Now, ostensibly, these managed connections could be created fresh each time based on the configuration and connection data. However, there is a problem in that multiple javax.mail Sources pointing at the same pop3 server fight with each other (my pop server says the account is locked or busy or something like that). So we have to detect when the Source for the connection would be the same as an existing one, and instead share the javax.mail Source. Hence we introduce the EmailSource object.

It holds a unique source and possibly the thread running in the background for that source. It also holds a reference to the EmailManagedConnectionFactory and EmailConfigurationData. This is not redundant even though an EmailManagedConnectionFactory is an EmailConfigurationData, since the 'connection data' part of the EmailConfigurationData may be overridden when the application calls EmailConnectionFactory.getConnection(ConnectionSpec spec) since an EmailConfigurationData object is (must be) the passed spec argument (to override). It can't hold the javax.mail Transport object too though, since different transport configurations could be associated with the same source configuration (unlikely, but a possibility). It holds a javax.mail Session though. This is required since usernames and passwords are passed in the Authenticator when the Session is instantiated. These are supposedly overridden by using the full URL when creating the Transport and Store, but there is no guarantee that the rembered Authenticator won't be used to supply those values. So there are two javax.mail Sessions one is only used for creating the Store and one that's used for creating the Transport (for sending email).

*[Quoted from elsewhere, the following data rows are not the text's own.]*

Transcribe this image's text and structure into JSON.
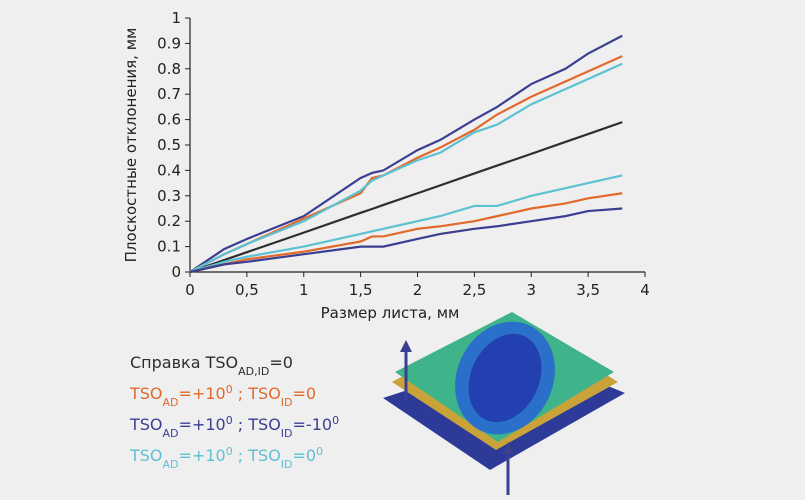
{
  "chart_data": {
    "type": "line",
    "x_label": "Размер листа, мм",
    "y_label": "Плоскостные отклонения, мм",
    "x": [
      0,
      0.3,
      0.5,
      1,
      1.5,
      1.6,
      1.7,
      2,
      2.2,
      2.5,
      2.7,
      3,
      3.3,
      3.5,
      3.8
    ],
    "series": [
      {
        "color": "#2e2e2e",
        "values": [
          0,
          0.047,
          0.078,
          0.155,
          0.233,
          0.248,
          0.264,
          0.31,
          0.341,
          0.388,
          0.419,
          0.465,
          0.512,
          0.543,
          0.59
        ]
      },
      {
        "color": "#3b3f92",
        "values": [
          0,
          0.09,
          0.13,
          0.22,
          0.37,
          0.39,
          0.4,
          0.48,
          0.52,
          0.6,
          0.65,
          0.74,
          0.8,
          0.86,
          0.93
        ]
      },
      {
        "color": "#e2692c",
        "values": [
          0,
          0.07,
          0.11,
          0.21,
          0.31,
          0.37,
          0.38,
          0.45,
          0.49,
          0.56,
          0.62,
          0.69,
          0.75,
          0.79,
          0.85
        ]
      },
      {
        "color": "#5cc1d2",
        "values": [
          0,
          0.07,
          0.11,
          0.2,
          0.32,
          0.36,
          0.38,
          0.44,
          0.47,
          0.55,
          0.58,
          0.66,
          0.72,
          0.76,
          0.82
        ]
      },
      {
        "color": "#5cc1d2",
        "values": [
          0,
          0.04,
          0.06,
          0.1,
          0.15,
          0.16,
          0.17,
          0.2,
          0.22,
          0.26,
          0.26,
          0.3,
          0.33,
          0.35,
          0.38
        ]
      },
      {
        "color": "#e2692c",
        "values": [
          0,
          0.03,
          0.05,
          0.08,
          0.12,
          0.14,
          0.14,
          0.17,
          0.18,
          0.2,
          0.22,
          0.25,
          0.27,
          0.29,
          0.31
        ]
      },
      {
        "color": "#3b3f92",
        "values": [
          0,
          0.03,
          0.04,
          0.07,
          0.1,
          0.1,
          0.1,
          0.13,
          0.15,
          0.17,
          0.18,
          0.2,
          0.22,
          0.24,
          0.25
        ]
      }
    ],
    "xlim": [
      0,
      4
    ],
    "xticks": [
      0,
      {
        "value": 0.5,
        "label": "0,5"
      },
      1,
      {
        "value": 1.5,
        "label": "1,5"
      },
      2,
      {
        "value": 2.5,
        "label": "2,5"
      },
      3,
      {
        "value": 3.5,
        "label": "3,5"
      },
      4
    ],
    "ylim": [
      0,
      1
    ],
    "yticks": [
      0,
      0.1,
      0.2,
      0.3,
      0.4,
      0.5,
      0.6,
      0.7,
      0.8,
      0.9,
      1
    ],
    "legend": [
      {
        "color": "#2e2e2e",
        "parts": [
          {
            "text": "Справка TSO"
          },
          {
            "text": "AD,ID",
            "sub": true
          },
          {
            "text": "=0"
          }
        ]
      },
      {
        "color": "#e2692c",
        "parts": [
          {
            "text": "TSO"
          },
          {
            "text": "AD",
            "sub": true
          },
          {
            "text": "=+10"
          },
          {
            "text": "0",
            "sup": true
          },
          {
            "text": " ; TSO"
          },
          {
            "text": "ID",
            "sub": true
          },
          {
            "text": "=0"
          }
        ]
      },
      {
        "color": "#3b3f92",
        "parts": [
          {
            "text": "TSO"
          },
          {
            "text": "AD",
            "sub": true
          },
          {
            "text": "=+10"
          },
          {
            "text": "0",
            "sup": true
          },
          {
            "text": " ; TSO"
          },
          {
            "text": "ID",
            "sub": true
          },
          {
            "text": "=-10"
          },
          {
            "text": "0",
            "sup": true
          }
        ]
      },
      {
        "color": "#5cc1d2",
        "parts": [
          {
            "text": "TSO"
          },
          {
            "text": "AD",
            "sub": true
          },
          {
            "text": "=+10"
          },
          {
            "text": "0",
            "sup": true
          },
          {
            "text": " ; TSO"
          },
          {
            "text": "ID",
            "sub": true
          },
          {
            "text": "=0"
          },
          {
            "text": "0",
            "sup": true
          }
        ]
      }
    ]
  }
}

An EmailConnection and the underlying EmailManagedConnection find the EmailSource by doing a sequential search through the list, the same way an EmailSource is found for the current thread for background processing. Two static methods on the EmailManagedConnectionFactory are provided for this access. This isn't expected to be a very common operation, since receiving email is less common than sending and the EmailSource is cached by the EmailManagedConnection.

So far sources are never removed from this static list otherwise we would have to be doing reference counting, which I hate (let the COM guys do that sort of waste of time). There shouldn't be more than a few dozen distinct Store configurations, and if it's a problem I'll deal with it later.